Assiste-se ao desaparecimento ou substituição da paisagem humanizada tradicional dos montes e colinas (moinhos de vento), dos vales e margens dos rios (moinhos e azenhas) e dos esteiros e estuários dos rios (moinhos de maré). Perdem-se estes monumentos que, na sua maioria, datam da Idade Média. Assiste-se a uma morte lenta, porque deixaram de ter uma função.


1. Sistemas de moagem tradicional. Desde o almofariz, a pia, o pio, o moinho de mão, a moinhola, a atafona, accionada em seco ou a sangue, isto é, por animais (bois, vacas, burros, mulas ou cavalos) até aos moinhos de água (de roda horizontal e de roda vertical, moinhos de maré) e de vento.

Moinho: «máquina de moer o grão em farinha, dando-lhe o movimento o peso, ou força de água corrente, ou o vento» (R Bluteau).

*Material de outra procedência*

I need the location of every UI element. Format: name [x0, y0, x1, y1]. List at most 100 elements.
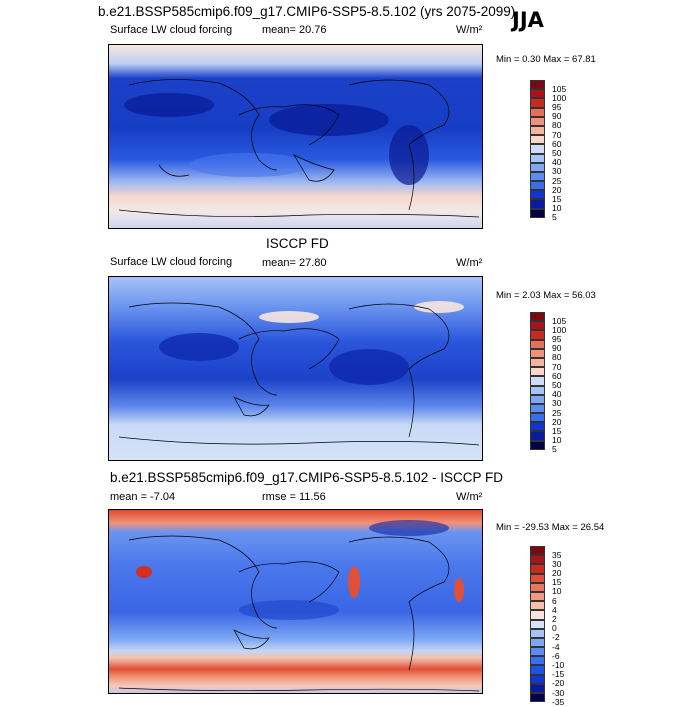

O maquinismo geral envolve um conjunto de elementos: desde a caleira de água, o cubo, a rela, roda hidráulica com pás, o rodízio (roda de penas, onde a água bate), as mós (dormente ou pouso e movente ou andadeira) até à moenga (receptáculo do grão: trigo, milho, centeio ou outro cereal), a telha (canal de madeira), tremedeira ou taramela, chamadouro, olho da mó, aliviadouro, pejadouro…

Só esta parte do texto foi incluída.